The rise of a KGB lieutenant-colonel to the presidency only completed Yeltsin’s fall from grace. It was the logical final step after a long, slow slide. The start of the Chechen War was the first obvious step away from guiding moral principles. Decisions started to be made behind closed doors among the inner circle. The poisonous atmosphere of secrecy began to spread. …

It was clear Yeltsin couldn’t stay in power with fair elections and the abuses quickly mounted. From that point on the Putin police state was all but predestined. Mr. Putin only had to follow his own instincts and carry through what was already in motion.

Yeltsin failed the final and most important test. The fragile democratic structures he allowed to form could not survive his own need for power.

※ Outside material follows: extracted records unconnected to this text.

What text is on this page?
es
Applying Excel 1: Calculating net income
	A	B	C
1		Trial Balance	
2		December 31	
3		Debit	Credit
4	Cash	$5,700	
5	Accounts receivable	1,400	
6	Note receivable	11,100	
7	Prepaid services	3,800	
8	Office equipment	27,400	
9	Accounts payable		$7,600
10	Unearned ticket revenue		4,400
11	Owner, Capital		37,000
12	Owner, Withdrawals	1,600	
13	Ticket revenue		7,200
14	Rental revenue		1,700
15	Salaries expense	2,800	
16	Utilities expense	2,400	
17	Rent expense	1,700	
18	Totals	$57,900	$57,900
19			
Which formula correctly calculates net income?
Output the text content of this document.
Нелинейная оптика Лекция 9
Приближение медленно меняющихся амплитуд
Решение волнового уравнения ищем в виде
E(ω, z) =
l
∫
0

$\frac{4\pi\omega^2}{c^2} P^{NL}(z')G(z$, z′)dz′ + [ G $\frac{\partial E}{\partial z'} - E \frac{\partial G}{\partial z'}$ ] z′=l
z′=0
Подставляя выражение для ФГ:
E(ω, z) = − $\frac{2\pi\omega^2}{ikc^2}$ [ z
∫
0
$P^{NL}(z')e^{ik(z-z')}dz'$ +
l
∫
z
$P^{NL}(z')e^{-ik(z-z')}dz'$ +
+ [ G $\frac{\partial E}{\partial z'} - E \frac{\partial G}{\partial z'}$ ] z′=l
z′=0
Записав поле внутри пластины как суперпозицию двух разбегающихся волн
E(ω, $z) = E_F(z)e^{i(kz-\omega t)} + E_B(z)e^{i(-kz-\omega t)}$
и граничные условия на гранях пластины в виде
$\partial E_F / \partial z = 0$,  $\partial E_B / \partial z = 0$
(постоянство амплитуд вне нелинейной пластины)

He failed to create lasting institutions. The structure relied on his leadership and the freedoms that existed were there only because he allowed it. There was no way such a system could withstand the failure of the ruler who created it. …

Yeltsin had more than his share of faults, but he was a real person. He had virtues and vices in his flesh and blood. We exchanged him for a shadow of a man who wants only to keep us all in perpetual darkness. The long lines of Russians waiting to pay their respects to Yeltsin’s coffin at a Moscow cathedral demonstrate that, despite his many failures, people sensed the possibility for good in what he attempted.

Boris Yeltsin is gone and precious little remains of the freedoms he ushered in. His spirit, however, will not die with him. Daylight is starting to show through the cracks of the KGB façade as the system runs out of resources to plunder. Soon it will again be time for building and rebuilding in Russia.